Traduzione libera di una maledizione del XIII secolo (fonte: Eike von Repgow, Sachsenspiegel: traduzione dal tedesco medievale di Paul Kaller, Monaco 2002, p. 15)
Nel Medioevo gli autori proteggevano le loro opere da utilizzi illeciti semplicemente inserendo «maledizioni». L’introduzione della stampa rese finalmente possibile la riproduzione su larga scala delle opere letterarie. Ciò contribuì da un lato all’alfabetizzazione della società: il sapere non era ormai più appannaggio dell’elite. D’altro lato iniziò il fenomeno delle ristampe. Per proteggere gli autori delle versioni originali le autorità crearono il cosiddetto «privilegio di stampa», limitato nel tempo e a determinati ambiti. Tali privilegi non erano attribuiti agli autori, ma agli stampatori. Per quanto riguarda quell’epoca si può dunque parlare di diritto sulla copia (copyright), ma non di diritto d’autore.
Solo con l’illuminismo artisti, autori e società prendono coscienza della
necessità di proteggere le opere artistiche. Nasce dunque la «dottrina della
proprietà intellettuale»: chi realizza opere di natura immateriale deve poter
far valere il proprio diritto di proprietà alla stessa stregua di un artigiano. Si
prende atto inoltre dell’esistenza di una correlazione tra l’autore e la sua
opera, il che porta alla creazione di un diritto morale d’autore.
All’inizio del XIX secolo paesi come l’Inghilterra, la Francia e la Prussia
definiscono regole nazionali per gestire la proprietà intellettuale. In Svizzera
inizialmente diversi cantoni si oppongono a una regolamentazione, l’esportazione di
opere non protette verso i paesi vicini è, infatti, un commercio molto lucrativo.
Nel 1883, tuttavia, anche in Svizzera entra in vigore la prima legge sul diritto d’autore.
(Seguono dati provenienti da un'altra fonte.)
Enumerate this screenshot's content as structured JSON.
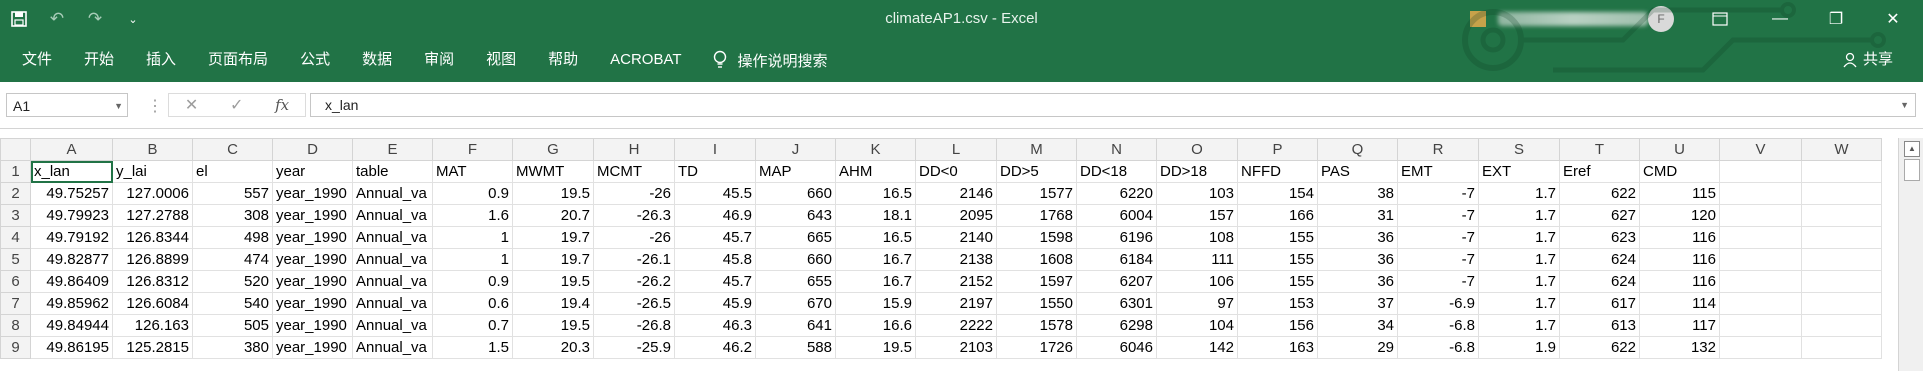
{
  "window": {
    "title": "climateAP1.csv  -  Excel",
    "avatar_initial": "F"
  },
  "colors": {
    "excel_green": "#217346",
    "grid_line": "#e1e1e1",
    "header_bg": "#f3f3f3"
  },
  "qat": {
    "icons": [
      "save-icon",
      "undo-icon",
      "redo-icon",
      "customize-qat-icon"
    ]
  },
  "menu": {
    "items": [
      "文件",
      "开始",
      "插入",
      "页面布局",
      "公式",
      "数据",
      "审阅",
      "视图",
      "帮助",
      "ACROBAT"
    ],
    "tell_me": "操作说明搜索",
    "share": "共享"
  },
  "formula_bar": {
    "name_box": "A1",
    "content": "x_lan"
  },
  "sheet": {
    "columns": [
      "A",
      "B",
      "C",
      "D",
      "E",
      "F",
      "G",
      "H",
      "I",
      "J",
      "K",
      "L",
      "M",
      "N",
      "O",
      "P",
      "Q",
      "R",
      "S",
      "T",
      "U",
      "V",
      "W"
    ],
    "row_numbers": [
      "1",
      "2",
      "3",
      "4",
      "5",
      "6",
      "7",
      "8",
      "9"
    ],
    "header_row": [
      "x_lan",
      "y_lai",
      "el",
      "year",
      "table",
      "MAT",
      "MWMT",
      "MCMT",
      "TD",
      "MAP",
      "AHM",
      "DD<0",
      "DD>5",
      "DD<18",
      "DD>18",
      "NFFD",
      "PAS",
      "EMT",
      "EXT",
      "Eref",
      "CMD",
      "",
      ""
    ],
    "rows": [
      [
        "49.75257",
        "127.0006",
        "557",
        "year_1990",
        "Annual_va",
        "0.9",
        "19.5",
        "-26",
        "45.5",
        "660",
        "16.5",
        "2146",
        "1577",
        "6220",
        "103",
        "154",
        "38",
        "-7",
        "1.7",
        "622",
        "115",
        "",
        ""
      ],
      [
        "49.79923",
        "127.2788",
        "308",
        "year_1990",
        "Annual_va",
        "1.6",
        "20.7",
        "-26.3",
        "46.9",
        "643",
        "18.1",
        "2095",
        "1768",
        "6004",
        "157",
        "166",
        "31",
        "-7",
        "1.7",
        "627",
        "120",
        "",
        ""
      ],
      [
        "49.79192",
        "126.8344",
        "498",
        "year_1990",
        "Annual_va",
        "1",
        "19.7",
        "-26",
        "45.7",
        "665",
        "16.5",
        "2140",
        "1598",
        "6196",
        "108",
        "155",
        "36",
        "-7",
        "1.7",
        "623",
        "116",
        "",
        ""
      ],
      [
        "49.82877",
        "126.8899",
        "474",
        "year_1990",
        "Annual_va",
        "1",
        "19.7",
        "-26.1",
        "45.8",
        "660",
        "16.7",
        "2138",
        "1608",
        "6184",
        "111",
        "155",
        "36",
        "-7",
        "1.7",
        "624",
        "116",
        "",
        ""
      ],
      [
        "49.86409",
        "126.8312",
        "520",
        "year_1990",
        "Annual_va",
        "0.9",
        "19.5",
        "-26.2",
        "45.7",
        "655",
        "16.7",
        "2152",
        "1597",
        "6207",
        "106",
        "155",
        "36",
        "-7",
        "1.7",
        "624",
        "116",
        "",
        ""
      ],
      [
        "49.85962",
        "126.6084",
        "540",
        "year_1990",
        "Annual_va",
        "0.6",
        "19.4",
        "-26.5",
        "45.9",
        "670",
        "15.9",
        "2197",
        "1550",
        "6301",
        "97",
        "153",
        "37",
        "-6.9",
        "1.7",
        "617",
        "114",
        "",
        ""
      ],
      [
        "49.84944",
        "126.163",
        "505",
        "year_1990",
        "Annual_va",
        "0.7",
        "19.5",
        "-26.8",
        "46.3",
        "641",
        "16.6",
        "2222",
        "1578",
        "6298",
        "104",
        "156",
        "34",
        "-6.8",
        "1.7",
        "613",
        "117",
        "",
        ""
      ],
      [
        "49.86195",
        "125.2815",
        "380",
        "year_1990",
        "Annual_va",
        "1.5",
        "20.3",
        "-25.9",
        "46.2",
        "588",
        "19.5",
        "2103",
        "1726",
        "6046",
        "142",
        "163",
        "29",
        "-6.8",
        "1.9",
        "622",
        "132",
        "",
        ""
      ]
    ]
  }
}
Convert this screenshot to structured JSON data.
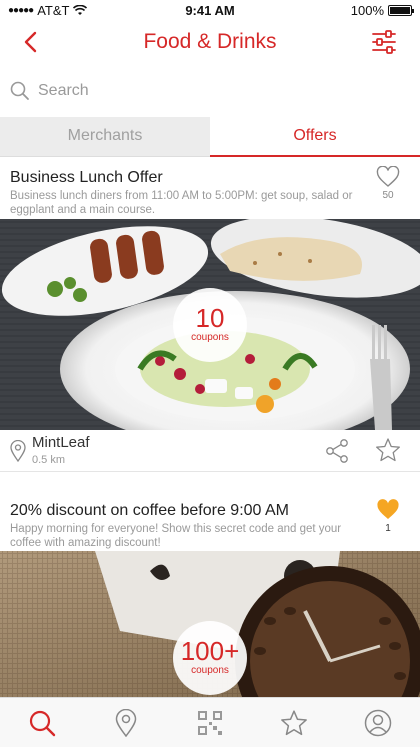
{
  "status_bar": {
    "carrier": "AT&T",
    "time": "9:41 AM",
    "battery": "100%",
    "battery_level": 1.0
  },
  "header": {
    "title": "Food & Drinks",
    "back_icon": "chevron-left-icon",
    "filter_icon": "sliders-icon"
  },
  "search": {
    "placeholder": "Search",
    "value": ""
  },
  "tabs": [
    {
      "label": "Merchants",
      "active": false
    },
    {
      "label": "Offers",
      "active": true
    }
  ],
  "offers": [
    {
      "title": "Business Lunch Offer",
      "description": "Business lunch diners from 11:00 AM to 5:00PM: get soup, salad or eggplant and a main course.",
      "likes": "50",
      "liked": false,
      "coupons": "10",
      "coupons_label": "coupons",
      "merchant": "MintLeaf",
      "distance": "0.5 km"
    },
    {
      "title": "20% discount on coffee before 9:00 AM",
      "description": "Happy morning for everyone! Show this secret code and get your coffee with amazing discount!",
      "likes": "1",
      "liked": true,
      "coupons": "100+",
      "coupons_label": "coupons"
    }
  ],
  "bottom_tabs": [
    "search-icon",
    "location-pin-icon",
    "qr-code-icon",
    "star-icon",
    "profile-icon"
  ],
  "colors": {
    "accent": "#d62828",
    "liked": "#f5a623",
    "tabbar_bg": "#f8f8f8"
  }
}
Le attese della società nei confronti del diritto d’autore sono molte e contrastanti: operatori culturali e produttori mirano in primo luogo ad ottenere diritti esclusivi che garantiscano loro una base di sopravvivenza, di commercio e di investimento. Utenti e consumatori auspicano invece un accesso possibilmente completo e vantaggioso ad ogni genere di contenuti. Gli utenti possono a loro volta essere operatori culturali o autori scientifici che ricorrono ad opere esistenti nell’ambito delle rispettive attività. Il cerchio si chiude: solo una legge sul diritto d’autore equilibrata sarà in grado di soddisfare tutte queste esigenze. La legge sul diritto d’autore del 1992 attualmente in vigore ha saputo garantire questo equilibrio, ad esempio con «l’eccezione alla protezione per gli utilizzi a fini didattici» che consente, tra le altre cose, la riproduzione di opere per le classi scolastiche ma al contempo prevede che l’autore percepisca un compenso.
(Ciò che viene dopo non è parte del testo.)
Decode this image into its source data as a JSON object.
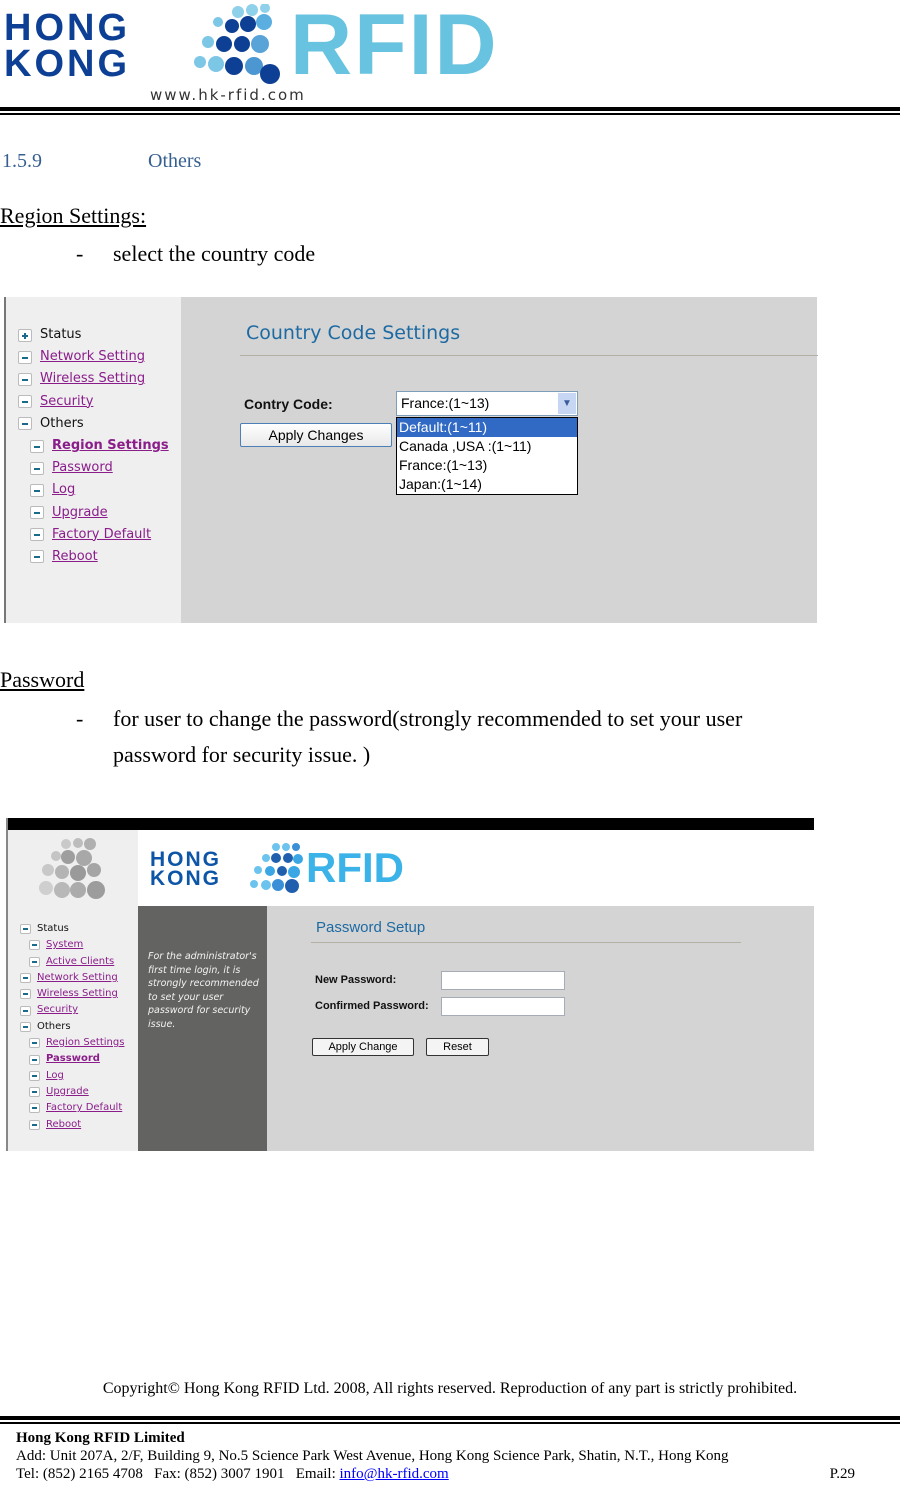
{
  "header": {
    "logo_line1": "HONG",
    "logo_line2": "KONG",
    "logo_brand": "RFID",
    "logo_url": "www.hk-rfid.com"
  },
  "section": {
    "number": "1.5.9",
    "title": "Others"
  },
  "region": {
    "heading": "Region Settings:",
    "bullet_dash": "-",
    "bullet_text": "select the country code"
  },
  "screenshot1": {
    "nav": [
      {
        "label": "Status",
        "icon": "plus-icon",
        "link": false,
        "level": 0
      },
      {
        "label": "Network Setting",
        "icon": "minus-icon",
        "link": true,
        "level": 0
      },
      {
        "label": "Wireless Setting",
        "icon": "minus-icon",
        "link": true,
        "level": 0
      },
      {
        "label": "Security",
        "icon": "minus-icon",
        "link": true,
        "level": 0
      },
      {
        "label": "Others",
        "icon": "minus-icon",
        "link": false,
        "level": 0
      },
      {
        "label": "Region Settings",
        "icon": "minus-icon",
        "link": true,
        "level": 1,
        "active": true
      },
      {
        "label": "Password",
        "icon": "minus-icon",
        "link": true,
        "level": 1
      },
      {
        "label": "Log",
        "icon": "minus-icon",
        "link": true,
        "level": 1
      },
      {
        "label": "Upgrade",
        "icon": "minus-icon",
        "link": true,
        "level": 1
      },
      {
        "label": "Factory Default",
        "icon": "minus-icon",
        "link": true,
        "level": 1
      },
      {
        "label": "Reboot",
        "icon": "minus-icon",
        "link": true,
        "level": 1
      }
    ],
    "title": "Country Code Settings",
    "field_label": "Contry Code:",
    "selected_value": "France:(1~13)",
    "options": [
      "Default:(1~11)",
      "Canada ,USA :(1~11)",
      "France:(1~13)",
      "Japan:(1~14)"
    ],
    "highlighted_option": "Default:(1~11)",
    "apply_label": "Apply Changes",
    "colors": {
      "title": "#1d6aa3",
      "link": "#8a1d8a",
      "highlight": "#316ac5"
    }
  },
  "password": {
    "heading": "Password",
    "bullet_dash": "-",
    "bullet_line1": "for user to change the password(strongly recommended to set your user",
    "bullet_line2": "password for security issue. )"
  },
  "screenshot2": {
    "logo_line1": "HONG",
    "logo_line2": "KONG",
    "logo_brand": "RFID",
    "nav": [
      {
        "label": "Status",
        "link": false,
        "level": 0
      },
      {
        "label": "System",
        "link": true,
        "level": 1
      },
      {
        "label": "Active Clients",
        "link": true,
        "level": 1
      },
      {
        "label": "Network Setting",
        "link": true,
        "level": 0
      },
      {
        "label": "Wireless Setting",
        "link": true,
        "level": 0
      },
      {
        "label": "Security",
        "link": true,
        "level": 0
      },
      {
        "label": "Others",
        "link": false,
        "level": 0
      },
      {
        "label": "Region Settings",
        "link": true,
        "level": 1
      },
      {
        "label": "Password",
        "link": true,
        "level": 1,
        "active": true
      },
      {
        "label": "Log",
        "link": true,
        "level": 1
      },
      {
        "label": "Upgrade",
        "link": true,
        "level": 1
      },
      {
        "label": "Factory Default",
        "link": true,
        "level": 1
      },
      {
        "label": "Reboot",
        "link": true,
        "level": 1
      }
    ],
    "note": "For the administrator's first time login, it is strongly recommended to set your user password for security issue.",
    "title": "Password Setup",
    "new_password_label": "New Password:",
    "new_password_value": "",
    "confirm_password_label": "Confirmed Password:",
    "confirm_password_value": "",
    "apply_label": "Apply Change",
    "reset_label": "Reset"
  },
  "footer": {
    "copyright": "Copyright© Hong Kong RFID Ltd. 2008, All rights reserved. Reproduction of any part is strictly prohibited.",
    "company": "Hong Kong RFID Limited",
    "address": "Add: Unit 207A, 2/F, Building 9, No.5 Science Park West Avenue, Hong Kong Science Park, Shatin, N.T., Hong Kong",
    "contact_prefix": "Tel: (852) 2165 4708   Fax: (852) 3007 1901   Email: ",
    "email": "info@hk-rfid.com",
    "page": "P.29"
  }
}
Il progresso tecnico crea possibilità di produzione e utilizzazione sempre nuove: il fenomeno, iniziato nel XV secolo con l’avvento della stampa, è continuato con l’invenzione della radio, della televisione e di Internet nel XX secolo. Progressivamente si è creato un mercato per l’utilizzo di massa dei contenuti.
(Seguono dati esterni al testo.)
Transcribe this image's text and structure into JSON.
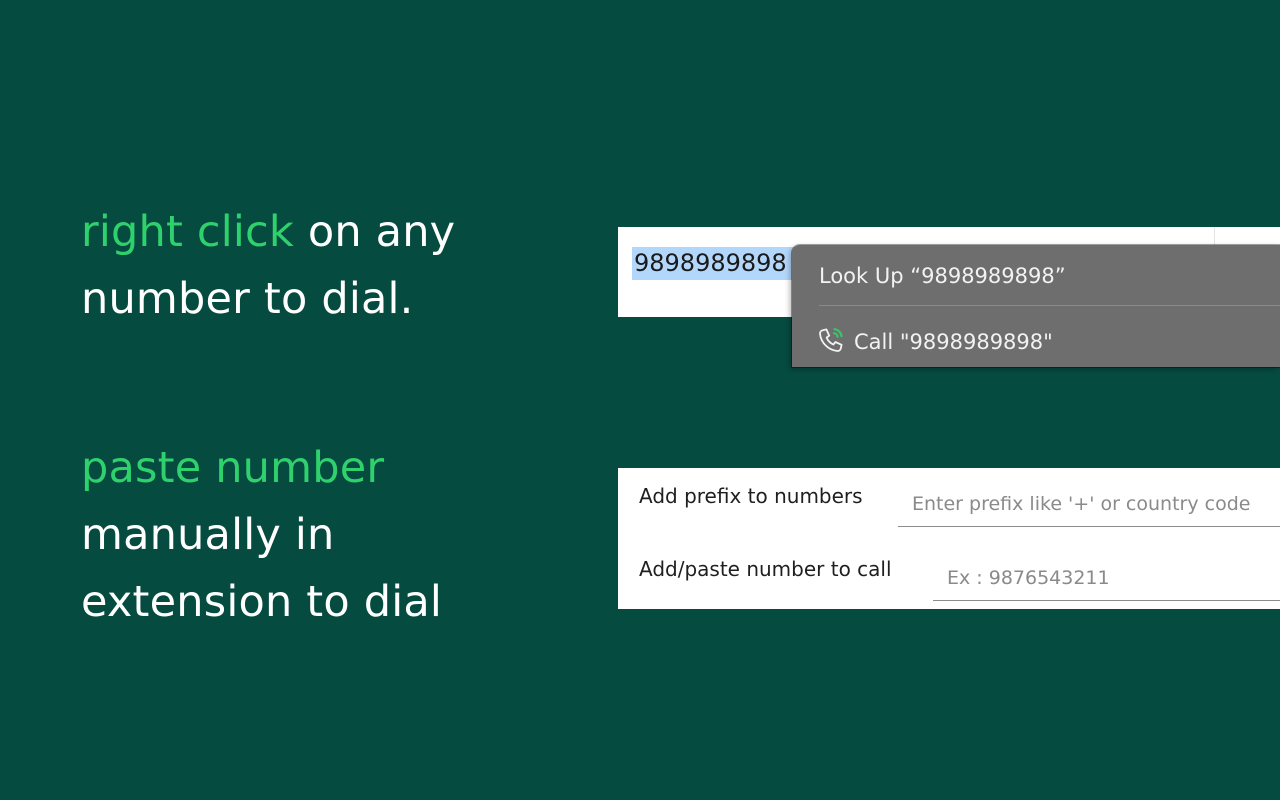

Oggigiorno questo mercato è un elemento essenziale dell’industria culturale che, in Svizzera, impiega oltre 80 000 persone e, con una cifra d’affari annua di circa 17 miliardi di franchi svizzeri, contribuisce in modo significativo all’economia del paese. La crescente diffusione di Internet, della radio e della televisione digitale nonché della telefonia mobile – si pensi alle prestazioni on line e alle suonerie – non farà che rafforzare questo mercato e il suo influsso. La legislazione deve tenere conto di questi sviluppi.